If "homotopic" means "homotopic through basepoint preserving maps", then the answer is obviously yes. The general case is covered by the result in Connor Malin's answer:
If $X$ is path connected, then there is a bijection
$$\pi_n(X,x_0)/\pi_1(X,x_0) \to [S^n, X] .$$
The action of the fundamental group $\pi_1(X,x_0)$ on $\pi_n(X,x_0)$ is in general non-trivial.

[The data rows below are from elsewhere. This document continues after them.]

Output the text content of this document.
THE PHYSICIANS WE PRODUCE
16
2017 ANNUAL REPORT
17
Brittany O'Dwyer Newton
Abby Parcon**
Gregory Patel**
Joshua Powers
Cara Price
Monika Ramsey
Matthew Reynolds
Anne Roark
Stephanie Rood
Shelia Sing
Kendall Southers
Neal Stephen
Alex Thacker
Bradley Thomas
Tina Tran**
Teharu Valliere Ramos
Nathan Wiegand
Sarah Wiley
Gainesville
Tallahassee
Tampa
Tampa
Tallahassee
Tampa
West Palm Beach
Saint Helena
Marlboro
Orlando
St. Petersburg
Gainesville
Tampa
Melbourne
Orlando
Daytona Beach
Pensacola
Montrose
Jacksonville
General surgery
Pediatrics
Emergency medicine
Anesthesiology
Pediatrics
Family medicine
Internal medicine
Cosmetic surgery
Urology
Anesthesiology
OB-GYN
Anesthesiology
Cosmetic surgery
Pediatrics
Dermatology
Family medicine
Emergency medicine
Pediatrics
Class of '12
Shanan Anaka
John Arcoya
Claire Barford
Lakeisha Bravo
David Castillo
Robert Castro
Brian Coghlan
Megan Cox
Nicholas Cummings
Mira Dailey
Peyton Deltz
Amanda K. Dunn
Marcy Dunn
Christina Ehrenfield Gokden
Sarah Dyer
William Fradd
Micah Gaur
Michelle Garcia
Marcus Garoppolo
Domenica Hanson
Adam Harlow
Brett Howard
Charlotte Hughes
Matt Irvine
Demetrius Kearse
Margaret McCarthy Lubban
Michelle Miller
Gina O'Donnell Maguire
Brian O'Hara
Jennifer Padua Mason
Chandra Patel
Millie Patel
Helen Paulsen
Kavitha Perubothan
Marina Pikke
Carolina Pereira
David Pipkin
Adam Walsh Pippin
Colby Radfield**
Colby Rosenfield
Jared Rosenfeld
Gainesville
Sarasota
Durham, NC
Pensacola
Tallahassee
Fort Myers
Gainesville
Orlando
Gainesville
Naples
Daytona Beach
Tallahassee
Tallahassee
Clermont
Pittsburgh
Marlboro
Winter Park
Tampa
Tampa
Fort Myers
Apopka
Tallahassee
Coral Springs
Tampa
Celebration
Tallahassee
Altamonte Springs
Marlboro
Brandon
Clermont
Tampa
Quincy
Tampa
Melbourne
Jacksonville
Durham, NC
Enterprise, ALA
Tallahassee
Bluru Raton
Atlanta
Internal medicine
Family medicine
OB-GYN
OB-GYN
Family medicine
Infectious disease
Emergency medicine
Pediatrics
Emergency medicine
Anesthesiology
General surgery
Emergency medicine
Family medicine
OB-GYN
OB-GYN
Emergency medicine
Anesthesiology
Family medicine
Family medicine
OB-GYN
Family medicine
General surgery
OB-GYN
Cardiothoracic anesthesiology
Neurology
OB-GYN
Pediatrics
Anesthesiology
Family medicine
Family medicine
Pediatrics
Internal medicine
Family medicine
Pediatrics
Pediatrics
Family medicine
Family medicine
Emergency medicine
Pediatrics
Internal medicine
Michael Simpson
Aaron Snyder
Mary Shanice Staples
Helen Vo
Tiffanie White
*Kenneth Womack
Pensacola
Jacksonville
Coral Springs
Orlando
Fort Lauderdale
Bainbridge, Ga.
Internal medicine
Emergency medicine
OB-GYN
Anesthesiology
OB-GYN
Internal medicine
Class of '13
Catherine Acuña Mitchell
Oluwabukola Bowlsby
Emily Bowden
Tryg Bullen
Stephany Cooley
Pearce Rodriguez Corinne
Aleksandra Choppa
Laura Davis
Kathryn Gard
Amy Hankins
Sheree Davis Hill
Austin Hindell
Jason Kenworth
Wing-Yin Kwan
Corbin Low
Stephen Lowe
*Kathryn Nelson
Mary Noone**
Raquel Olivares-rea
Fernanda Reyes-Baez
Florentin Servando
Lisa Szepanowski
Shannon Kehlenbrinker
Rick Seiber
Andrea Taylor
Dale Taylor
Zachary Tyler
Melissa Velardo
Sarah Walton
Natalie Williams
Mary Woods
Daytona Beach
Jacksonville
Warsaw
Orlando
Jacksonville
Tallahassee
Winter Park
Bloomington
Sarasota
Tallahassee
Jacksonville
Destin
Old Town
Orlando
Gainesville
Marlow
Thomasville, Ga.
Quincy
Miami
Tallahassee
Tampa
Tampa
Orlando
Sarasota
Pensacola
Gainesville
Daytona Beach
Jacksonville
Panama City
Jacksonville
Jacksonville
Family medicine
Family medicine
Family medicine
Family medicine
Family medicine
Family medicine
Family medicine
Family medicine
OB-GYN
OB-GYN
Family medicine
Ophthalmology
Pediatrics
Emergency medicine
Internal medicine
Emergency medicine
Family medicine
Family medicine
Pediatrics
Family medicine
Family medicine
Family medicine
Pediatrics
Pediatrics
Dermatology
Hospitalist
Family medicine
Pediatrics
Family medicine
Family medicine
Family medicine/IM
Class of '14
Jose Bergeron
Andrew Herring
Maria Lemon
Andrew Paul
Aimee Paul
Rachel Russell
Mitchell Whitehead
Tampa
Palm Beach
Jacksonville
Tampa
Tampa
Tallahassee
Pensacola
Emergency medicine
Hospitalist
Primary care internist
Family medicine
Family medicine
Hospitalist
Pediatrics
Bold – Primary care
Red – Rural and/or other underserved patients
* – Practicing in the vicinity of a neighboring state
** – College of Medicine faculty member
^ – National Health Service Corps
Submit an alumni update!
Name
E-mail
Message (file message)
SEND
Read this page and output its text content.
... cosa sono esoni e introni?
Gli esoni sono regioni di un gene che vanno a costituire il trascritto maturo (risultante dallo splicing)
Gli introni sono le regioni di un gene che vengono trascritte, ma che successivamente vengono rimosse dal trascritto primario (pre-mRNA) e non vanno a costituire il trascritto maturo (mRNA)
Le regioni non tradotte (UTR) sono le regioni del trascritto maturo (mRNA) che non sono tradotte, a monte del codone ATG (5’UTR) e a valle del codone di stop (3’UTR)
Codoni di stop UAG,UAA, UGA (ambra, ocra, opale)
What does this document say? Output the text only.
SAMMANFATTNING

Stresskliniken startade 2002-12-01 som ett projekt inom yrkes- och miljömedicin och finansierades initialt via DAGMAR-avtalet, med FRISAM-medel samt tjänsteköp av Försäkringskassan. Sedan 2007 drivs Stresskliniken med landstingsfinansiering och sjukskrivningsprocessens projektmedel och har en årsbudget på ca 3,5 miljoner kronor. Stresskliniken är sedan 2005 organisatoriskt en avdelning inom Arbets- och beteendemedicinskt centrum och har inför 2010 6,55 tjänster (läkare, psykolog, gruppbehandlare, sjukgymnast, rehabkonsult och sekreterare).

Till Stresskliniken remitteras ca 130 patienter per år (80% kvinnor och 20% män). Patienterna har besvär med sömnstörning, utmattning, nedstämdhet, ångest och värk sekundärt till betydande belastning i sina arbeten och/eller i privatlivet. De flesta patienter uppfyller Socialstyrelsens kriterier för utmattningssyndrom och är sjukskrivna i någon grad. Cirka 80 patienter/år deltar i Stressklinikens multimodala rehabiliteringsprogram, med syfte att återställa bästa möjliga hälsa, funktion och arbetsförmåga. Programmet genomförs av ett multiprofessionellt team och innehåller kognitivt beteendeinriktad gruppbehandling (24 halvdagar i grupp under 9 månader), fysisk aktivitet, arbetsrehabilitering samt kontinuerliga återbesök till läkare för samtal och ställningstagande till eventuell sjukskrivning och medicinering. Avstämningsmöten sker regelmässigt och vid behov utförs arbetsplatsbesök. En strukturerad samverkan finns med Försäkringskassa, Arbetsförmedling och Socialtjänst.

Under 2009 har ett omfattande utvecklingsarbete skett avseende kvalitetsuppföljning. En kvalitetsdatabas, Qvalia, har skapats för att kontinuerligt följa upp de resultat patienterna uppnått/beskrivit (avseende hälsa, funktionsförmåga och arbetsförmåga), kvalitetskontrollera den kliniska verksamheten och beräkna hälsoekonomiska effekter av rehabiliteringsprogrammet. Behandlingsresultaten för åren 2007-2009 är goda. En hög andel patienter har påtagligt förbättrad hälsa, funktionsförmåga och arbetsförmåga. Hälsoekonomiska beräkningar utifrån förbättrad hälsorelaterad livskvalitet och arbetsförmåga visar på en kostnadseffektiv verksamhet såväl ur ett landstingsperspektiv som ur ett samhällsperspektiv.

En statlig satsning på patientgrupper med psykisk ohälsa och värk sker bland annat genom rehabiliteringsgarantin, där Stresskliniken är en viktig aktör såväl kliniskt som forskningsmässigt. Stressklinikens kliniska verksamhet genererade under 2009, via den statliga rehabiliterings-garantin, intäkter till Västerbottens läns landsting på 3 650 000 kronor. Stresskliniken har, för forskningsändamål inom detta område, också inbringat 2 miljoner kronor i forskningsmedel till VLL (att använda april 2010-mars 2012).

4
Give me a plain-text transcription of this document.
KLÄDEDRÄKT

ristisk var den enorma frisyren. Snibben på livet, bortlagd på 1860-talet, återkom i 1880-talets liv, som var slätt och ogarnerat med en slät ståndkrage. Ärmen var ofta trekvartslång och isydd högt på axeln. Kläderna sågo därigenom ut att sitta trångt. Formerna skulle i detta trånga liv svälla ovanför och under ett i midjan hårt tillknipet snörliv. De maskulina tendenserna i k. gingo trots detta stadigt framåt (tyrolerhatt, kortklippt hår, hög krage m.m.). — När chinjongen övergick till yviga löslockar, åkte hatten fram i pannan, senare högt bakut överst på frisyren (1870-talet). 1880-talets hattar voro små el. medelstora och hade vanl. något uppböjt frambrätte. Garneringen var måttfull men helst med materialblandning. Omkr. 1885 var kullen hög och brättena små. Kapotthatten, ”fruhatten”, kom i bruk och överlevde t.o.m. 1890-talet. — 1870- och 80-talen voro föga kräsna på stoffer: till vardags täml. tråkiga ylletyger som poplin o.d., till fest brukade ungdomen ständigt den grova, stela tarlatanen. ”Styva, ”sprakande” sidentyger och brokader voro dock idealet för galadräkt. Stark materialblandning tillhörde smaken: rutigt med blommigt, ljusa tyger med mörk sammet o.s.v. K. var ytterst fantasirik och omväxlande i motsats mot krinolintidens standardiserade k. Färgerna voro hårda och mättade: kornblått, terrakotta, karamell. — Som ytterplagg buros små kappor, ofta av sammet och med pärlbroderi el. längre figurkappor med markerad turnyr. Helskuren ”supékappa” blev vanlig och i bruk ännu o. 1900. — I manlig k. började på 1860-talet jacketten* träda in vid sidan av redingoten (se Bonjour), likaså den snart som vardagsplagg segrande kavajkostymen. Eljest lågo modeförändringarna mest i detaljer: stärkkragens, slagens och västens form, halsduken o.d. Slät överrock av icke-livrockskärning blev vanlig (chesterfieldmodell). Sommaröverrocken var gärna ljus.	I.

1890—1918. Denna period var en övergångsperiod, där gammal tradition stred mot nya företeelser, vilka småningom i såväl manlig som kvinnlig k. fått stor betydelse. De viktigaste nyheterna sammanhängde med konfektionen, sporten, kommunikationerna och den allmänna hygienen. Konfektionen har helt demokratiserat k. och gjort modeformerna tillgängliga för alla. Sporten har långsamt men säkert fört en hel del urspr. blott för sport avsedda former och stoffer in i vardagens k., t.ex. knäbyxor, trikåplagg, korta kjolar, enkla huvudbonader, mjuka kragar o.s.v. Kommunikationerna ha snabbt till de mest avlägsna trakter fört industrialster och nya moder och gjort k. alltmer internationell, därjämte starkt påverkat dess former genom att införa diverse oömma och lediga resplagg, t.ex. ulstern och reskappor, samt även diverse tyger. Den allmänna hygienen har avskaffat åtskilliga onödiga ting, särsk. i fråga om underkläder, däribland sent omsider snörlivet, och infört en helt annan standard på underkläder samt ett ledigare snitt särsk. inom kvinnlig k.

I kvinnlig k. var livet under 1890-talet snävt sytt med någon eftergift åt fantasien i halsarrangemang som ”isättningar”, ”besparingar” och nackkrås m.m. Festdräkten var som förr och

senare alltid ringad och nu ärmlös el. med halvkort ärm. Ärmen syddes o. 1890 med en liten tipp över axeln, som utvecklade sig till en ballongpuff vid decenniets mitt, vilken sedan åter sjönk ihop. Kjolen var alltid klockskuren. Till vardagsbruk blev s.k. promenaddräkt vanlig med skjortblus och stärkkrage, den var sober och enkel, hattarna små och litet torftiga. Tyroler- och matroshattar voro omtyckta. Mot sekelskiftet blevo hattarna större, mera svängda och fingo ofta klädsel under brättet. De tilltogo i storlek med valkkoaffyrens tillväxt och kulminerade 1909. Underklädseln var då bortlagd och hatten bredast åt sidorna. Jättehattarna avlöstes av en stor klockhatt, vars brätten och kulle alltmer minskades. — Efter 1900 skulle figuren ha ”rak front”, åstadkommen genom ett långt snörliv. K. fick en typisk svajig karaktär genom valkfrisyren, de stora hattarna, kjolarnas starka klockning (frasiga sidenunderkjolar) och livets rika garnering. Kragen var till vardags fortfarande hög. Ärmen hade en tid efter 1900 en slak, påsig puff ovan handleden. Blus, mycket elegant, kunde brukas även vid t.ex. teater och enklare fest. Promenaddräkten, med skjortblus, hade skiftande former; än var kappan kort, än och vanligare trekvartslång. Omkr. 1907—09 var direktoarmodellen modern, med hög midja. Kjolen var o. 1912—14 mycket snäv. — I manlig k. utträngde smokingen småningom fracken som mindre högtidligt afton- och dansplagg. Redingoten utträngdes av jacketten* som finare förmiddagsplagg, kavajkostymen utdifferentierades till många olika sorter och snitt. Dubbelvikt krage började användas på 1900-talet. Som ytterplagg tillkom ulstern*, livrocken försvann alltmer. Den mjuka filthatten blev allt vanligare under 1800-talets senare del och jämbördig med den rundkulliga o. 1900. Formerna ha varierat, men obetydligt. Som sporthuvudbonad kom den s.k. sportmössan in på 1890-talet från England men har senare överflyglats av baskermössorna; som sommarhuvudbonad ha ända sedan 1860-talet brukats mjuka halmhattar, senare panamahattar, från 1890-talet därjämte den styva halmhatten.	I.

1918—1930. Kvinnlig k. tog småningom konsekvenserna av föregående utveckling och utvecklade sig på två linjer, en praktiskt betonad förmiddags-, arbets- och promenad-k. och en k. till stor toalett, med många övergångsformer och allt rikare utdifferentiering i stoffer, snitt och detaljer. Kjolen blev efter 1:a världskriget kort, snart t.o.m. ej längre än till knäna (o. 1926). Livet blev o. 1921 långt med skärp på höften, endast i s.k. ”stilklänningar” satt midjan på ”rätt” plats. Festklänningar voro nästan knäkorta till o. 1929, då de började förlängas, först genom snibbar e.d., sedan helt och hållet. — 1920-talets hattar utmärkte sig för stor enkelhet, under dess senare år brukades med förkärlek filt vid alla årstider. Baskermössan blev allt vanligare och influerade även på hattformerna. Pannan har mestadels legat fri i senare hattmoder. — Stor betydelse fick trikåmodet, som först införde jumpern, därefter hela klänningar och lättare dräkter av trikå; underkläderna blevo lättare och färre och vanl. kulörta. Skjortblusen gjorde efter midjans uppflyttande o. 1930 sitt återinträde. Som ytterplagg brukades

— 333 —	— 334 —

Therefore it cannot be expected that the homomorphisms $f_*,g_* : \pi_n(F,y_0) \to \pi_n(E,x_0)$ induced by freely homotopic pointed maps $f, g : (F,y_0) \to (E,x_0)$ agree.
However, if $g$ is the constant map $c(y) \equiv x_0$ then $f_* = c_* = 0$. In fact, let $f$ be freely homotopic to any constant map and $[u] \in \pi_n(F,y_0)$, $u : (S^n,s_0) \to (F,y_0)$. Then $fu : S^n \to E$ is homotopic to a constant map, thus has an extension $\phi :D^{n+1} \to E$. But then we get a basepoint preserving homotopy $H : S^n \times I \to E$ from $fu$ to $cu$ via
$$H(s,t) = \phi((1-t)s + ts_0) .$$
Note that $\lVert (1-t)s + ts_0 \lVert \le 1$, i.e. $(1-t)s + ts_0 \in D^{n+1}$. We have $H(s,0) = \phi(s) = fu(s), H(s,1) = \phi(s_0) = x_0, H(s_0,t) = \phi(s_0) = x_0$.
Therefore in $\pi_n(E,x_0)$ we have $f_*([u]) = [fu] = [cu] = 0$.